LE CONFIRMER du chef du constat de l’absence de cause réelle et sérieuse du licenciement, de l’absence d’information des critères d’ordre du licenciement et de la condamnation de l’employeur à rembourser au Pôle emploi les indemnités perçues par Madame [N] [GG] dans la limite de 6 mois en application de l’article L.1235-4 du code du travail,

STATUANT A NOUVEAU sur les points non confirmés,

DIRE nul le licenciement de Madame [N] [GG], subsidiairement dépourvu de cause réelle et sérieuse,

CONDAMNER la société DISTRICOM SALES AND MARKETING au paiement des sommes suivantes:

– 40 000 euros à titre de dommages et intérêts pour licenciement nul, subsidiairement dépourvu de cause réelle et sérieuse

– 2000 euros à titre de dommages et intérêts pour défaut d’information des critères de l’ordre des licenciements

LA CONDAMNER au paiement de la somme de 2000 euros à titre d’indemnité sur le fondement des dispositions de l’article 700 du code de procédure civile, en sus de la somme allouée à ce titre par la juridiction de première instance,

LA CONDAMNER aux entiers dépens.

Pour un plus ample exposé des faits, de la procédure, des moyens et prétentions des parties, il y a lieu de se référer au jugement du conseil de prud’hommes et aux écritures déposées, oralement reprises.

SUR CE :

Sur la demande de rappel de salaire :

Madame [S] [N] veuve [GG] fait valoir qu’après avoir été embauchée par la société AJILON en qualité de déléguée commerciale selon contrat de travail à durée déterminée du 3 novembre 2000, elle a été employée aux mêmes fonctions, statut ETAM, coefficient 240, à compter du 9 février 2001 selon contrat de travail à durée indéterminée en date du 7 février 2001 ; que toutefois, il apparaît que la société DISTRICOM SALES AND MARKETING s’est fautivement affranchie de respecter les salaires minima prévus par la convention collective du personnel des prestataires de services dans le domaine du secteur tertiaire ; qu’au vu du tableau versé aux débats, il est dû à la salariée la somme de 13 759,10 euros à titre de rappel de salaire d’octobre 2007 à juillet 2011, outre les congés payés afférents.
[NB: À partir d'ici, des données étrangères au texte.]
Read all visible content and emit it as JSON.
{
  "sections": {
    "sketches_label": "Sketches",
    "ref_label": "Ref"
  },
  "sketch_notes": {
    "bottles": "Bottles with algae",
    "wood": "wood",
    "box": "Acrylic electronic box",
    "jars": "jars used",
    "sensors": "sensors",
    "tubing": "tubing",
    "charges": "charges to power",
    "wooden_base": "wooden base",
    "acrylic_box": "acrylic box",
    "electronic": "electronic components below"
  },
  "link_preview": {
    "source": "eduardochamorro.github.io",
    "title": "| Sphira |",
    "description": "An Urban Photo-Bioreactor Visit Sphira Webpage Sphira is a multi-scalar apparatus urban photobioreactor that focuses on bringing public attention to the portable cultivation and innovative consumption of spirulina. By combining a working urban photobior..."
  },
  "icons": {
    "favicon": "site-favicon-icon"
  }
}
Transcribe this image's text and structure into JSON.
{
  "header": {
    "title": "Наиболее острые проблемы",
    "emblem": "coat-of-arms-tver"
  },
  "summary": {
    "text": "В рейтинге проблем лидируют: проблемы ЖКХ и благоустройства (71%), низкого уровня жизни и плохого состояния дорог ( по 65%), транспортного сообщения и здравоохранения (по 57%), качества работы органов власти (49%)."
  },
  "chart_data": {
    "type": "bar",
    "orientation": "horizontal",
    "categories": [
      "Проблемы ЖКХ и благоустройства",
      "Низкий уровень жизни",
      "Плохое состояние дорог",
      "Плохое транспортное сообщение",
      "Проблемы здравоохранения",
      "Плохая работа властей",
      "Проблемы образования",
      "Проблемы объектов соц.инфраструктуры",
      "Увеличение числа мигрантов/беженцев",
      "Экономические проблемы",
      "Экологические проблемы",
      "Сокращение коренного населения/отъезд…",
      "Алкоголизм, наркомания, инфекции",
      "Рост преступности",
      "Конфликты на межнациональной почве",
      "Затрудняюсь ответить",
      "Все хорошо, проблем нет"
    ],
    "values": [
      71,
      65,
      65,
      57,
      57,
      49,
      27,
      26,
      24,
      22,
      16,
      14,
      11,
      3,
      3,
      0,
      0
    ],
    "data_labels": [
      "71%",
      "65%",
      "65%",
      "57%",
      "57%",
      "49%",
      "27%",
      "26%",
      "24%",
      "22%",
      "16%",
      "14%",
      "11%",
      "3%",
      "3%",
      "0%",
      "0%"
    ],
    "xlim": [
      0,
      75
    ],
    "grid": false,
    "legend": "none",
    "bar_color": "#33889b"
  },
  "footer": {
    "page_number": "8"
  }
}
La SAS DISTRICOM SAM réplique que Madame [N]-[GG] a signé un avenant à son contrat de travail le 1er novembre 2007, changeant son rattachement administratif et aux termes desquels elle acceptait le poste de « Déléguée commerciale confirmée, coefficient 190, niveau 3, statut employé », que Madame [N]-[GG] n’a d’ailleurs jamais contesté ses bulletins de salaire, que la convention collective nationale des prestataires de services du secteur tertiaire n’a été applicable au sein de l’entreprise qu’à partir de 2004 ; que cela a généré un réajustement des niveaux et fonctions des salariés au regard de la convention collective des prestataires de services ; que la salariée ne saurait donc tirer un quelconque avantage de cette situation qui s’est imposée à son employeur et qu’il convient de débouter Madame [N]-[GG] de ses demandes de rappels de salaire et de congés payés afférents.

*****

Il résulte du « contrat de collaboration » à durée indéterminée conclu le 7 février 2001 entre la société DISTRICOM et Madame [S] [N] que celle-ci a été employée en qualité de déléguée commerciale « position 1,4, coefficient 240, statut ETAM ». L’appelante ne discute pas que cette classification correspondait à la classification de la Convention collective nationale de la publicité.

Il convient d’observer que, selon les grilles de classification et de salaires minima (Accord salaires minima du 7 novembre 2001, Accord salaires du 19 mai 2008 – pièces 4 et 5 produites par l’employeur ; grilles des rémunérations minimales du 19 mai 2008 et du 22 septembre 2011 versées par la salariée – pièces 35 et 36), la position 1.4 n’a pas de correspondance dans la grille de classification de la Convention collective nationale des prestataires de services du secteur tertiaire (niveau I correspondant au statut d’employé ; niveau IV correspondant au statut de techniciens et agents de maîtrise, mais le coefficient 240 correspond au niveau V – ETAM).

Madame [S] [N] a signé un avenant à son contrat de travail prévoyant sa nouvelle classification :

Fonction : Délégué commercial Confirmé,

Statut : Employée,

coefficient 190, niveau 3,

applicable à compter du 1er novembre 2007.

Selon bulletin de salaire d’octobre 2007 produit par Madame [N]-[GG], celle-ci était antérieurement à l’avenant au contrat de travail classée « Délégué commercial Junior, niveau 2, coefficient 150 » alors que lui était applicable la « CCN du Tertiaire ».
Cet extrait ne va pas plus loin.